Nat is starting the show by telling us that conference presentations will be up on the website, and video from the keynotes will be put on YouTube. I will have links for those later in the day.

The Thursday morning keynotes kick off with Philip Rosedale talking about open source code and whatnot in Second Life. He says that Second Life and the X-Prize represent two possible escapes for humanity, one is virtual and one is literally leaving the planet. He says that open source (and Second Life) allow for greater return on capabilities over time, because you’ve got a community to help you out. “We don’t set the rules of governance, we just let it do its own thing.” I think that that statement is quite incorrect; Linden Labs does have rules of governance, some of which have greatly upset the Second Life community. Using the tools available, someone’s built a Second Life client that runs within a web browser — you can’t do much with it, but you can login and check messages and whatnot.

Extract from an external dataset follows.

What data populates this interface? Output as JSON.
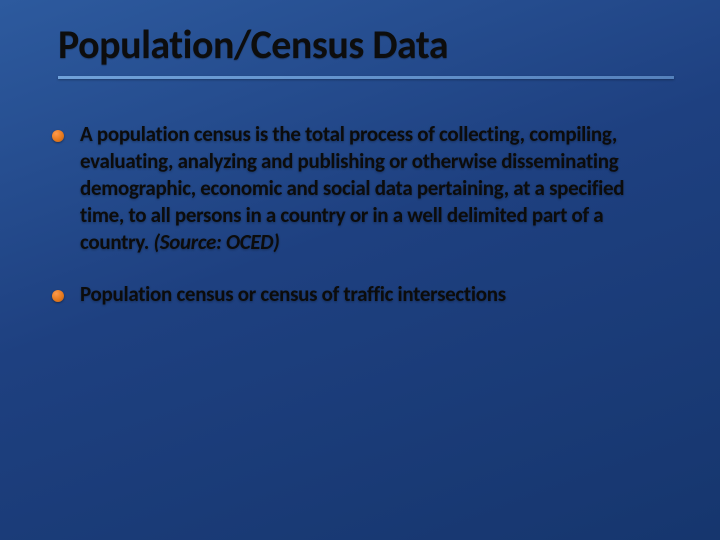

Jimmy Wales is up now, talking about the future of search. Imagine a world in which every single person on the planet is given free access to the entire sum of all human knowledge. An encyclopedia was the start of this. This is continued at Wikia, which is becoming a library of human knowledge. A second major project focusses on the “free access” aspect. This should be driven by search, which currently is dominated by a number of large monolithic closed search engines. Why not do the same thing for search what Wikipedia did for the encyclopedia? This is being done at search.wikia.com. This project will be focussing on transparency - openness in how the systems and algorithms operate, collaboration - everyone who wants to contribute can contribute, quality - improve the relevancy and accuracy of search results, and privacy - “Pursuing the Holy Grail of Privacy Protection”. The unfortunately-named Grub (it’s a bootloader, dammit!) has been acquired by Wikia to help the search process.

Simon Wardley is talking about commoditization of IT. An excellent talk, he makes the point that open source is a force behind pushing the new whizzy stuff into an ubiquitous commodity, and things like patents or DRM are attempts by company to keep their products as the new whizzy stuff.

I’ll post links to the last two keynotes when they show up on the web. All I have to say is that Nat’s was excellent and James Larsson’s was informative in an insane way.